The commissioner first was elected in March 2010 and said she has prided herself on protecting what makes Winter Park special ever since. That often comes down to managing policy decisions to prevent future entitlements to developers, which helps to keep the scale of future development under control, she said. When a development or policy issues draws controversy, Cooper said she does her research and sees it through to the end — always keeping the best interests of residents in mind.
“I don’t consider that an insult when someone says, ‘Get out of the weeds,’” Cooper said. “Here’s the deal: Snakes are in the weeds, and if you don’t figure that out and draw a fence around that risk....”
Cooper said the strong attention to detail she brings to the commission comes from her years working for Lockheed Martin as the director of contracts, for which she negotiated half-billion-dollar deals and worked as one of only two women in the corporation who weren’t secretaries.
Under Cooper’s watch, Winter Park has made great improvements to city corridors such as Fairbanks Avenue, which has received new connections for sewer lines, street lighting and currently is undergoing the undergrounding process with its power lines to open up the skyline. The city has built a strong reserve fund and also held the line on the millage rate during Cooper’s almost nine years on the commission.
Last year, Winter Park acquired 55 acres of wetlands off Howell Branch Road, which will give residents a place to kayak and connect with nature.
Cooper said she has a lot to be proud of regarding her accomplishments for the city, but added she takes the most satisfaction in the trust she has built with residents. The passion for doing right by the city may stem from her family’s military background.
“My father was a soldier, and he taught me and instilled in me this fearless commitment to home and family,” Cooper said. “That probably is what drives me a lot to protect the quality of life here.”
If elected, Cooper will be entering her fourth term, reaching the limit of service one can have as a commissioner. There still is work that needs to be done, such as acquiring the post office property that sits near Central Park, she said.

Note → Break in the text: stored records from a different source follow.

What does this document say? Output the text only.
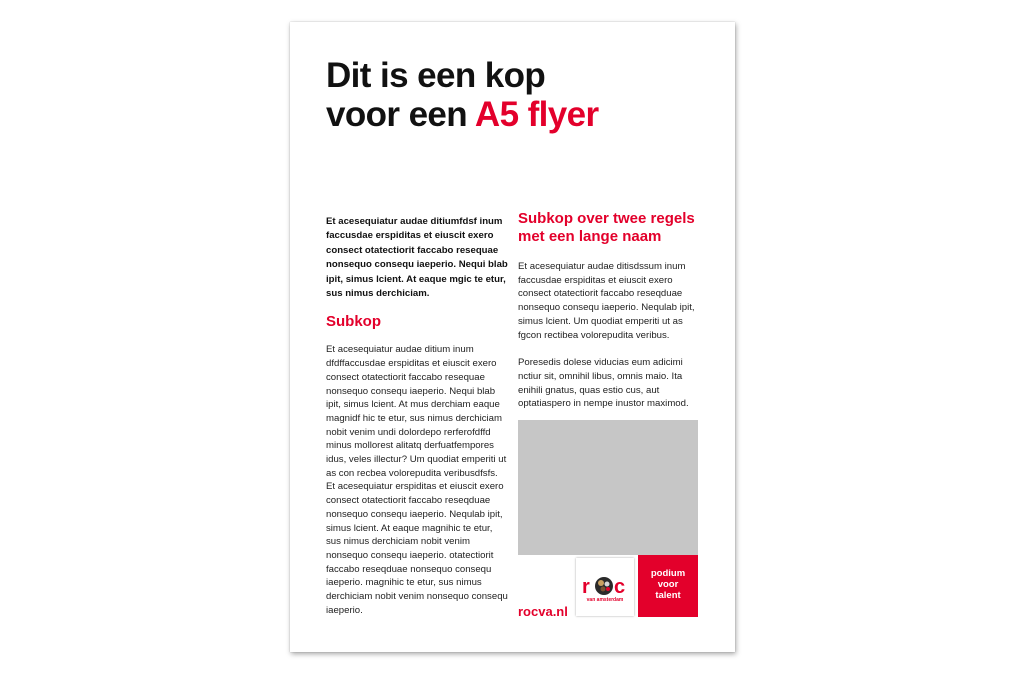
Dit is een kop
voor een A5 flyer

Et acesequiatur audae ditiumfdsf inum faccusdae erspiditas et eiuscit exero consect otatectiorit faccabo resequae nonsequo consequ iaeperio. Nequi blab ipit, simus lcient. At eaque mgic te etur, sus nimus derchiciam.

Subkop

Et acesequiatur audae ditium inum dfdffaccusdae erspiditas et eiuscit exero consect otatectiorit faccabo resequae nonsequo consequ iaeperio. Nequi blab ipit, simus lcient. At mus derchiam eaque magnidf hic te etur, sus nimus derchiciam nobit venim undi dolordepo rerferofdffd minus mollorest alitatq derfuatfempores idus, veles illectur? Um quodiat emperiti ut as con recbea volorepudita veribusdfsfs. Et acesequiatur erspiditas et eiuscit exero consect otatectiorit faccabo reseqduae nonsequo consequ iaeperio. Nequlab ipit, simus lcient. At eaque magnihic te etur, sus nimus derchiciam nobit venim nonsequo consequ iaeperio. otatectiorit faccabo reseqduae nonsequo consequ iaeperio. magnihic te etur, sus nimus derchiciam nobit venim nonsequo consequ iaeperio.

Subkop over twee regels met een lange naam

Et acesequiatur audae ditisdssum inum faccusdae erspiditas et eiuscit exero consect otatectiorit faccabo reseqduae nonsequo consequ iaeperio. Nequlab ipit, simus lcient. Um quodiat emperiti ut as fgcon rectibea volorepudita veribus.

Poresedis dolese viducias eum adicimi nctiur sit, omnihil libus, omnis maio. Ita enihili gnatus, quas estio cus, aut optatiaspero in nempe inustor maximod.

rocva.nl
r c
van amsterdam
podium
voor
talent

“I really want us to keep city land (as city land) in the core of the city and expand and enhance that green space,” Cooper said. “For me, that’s critical.”
There also is the issue of Winter Park’s new library and event center, but when Cooper hears about the anticipated project, her mind goes back to the city-owned property where the current library stands — and what will become of it, she said.
“I want the city to continue to own and use the existing library property,” Cooper said. “For me, that’s the big picture.”
When all is said and done, Cooper wants to leave a legacy as a protector of Winter Park and the quality of life its residents enjoy, she said.
“If on my tombstone it says, ‘Champion of the city’s character,’ I will have done what I came to do,” Cooper said.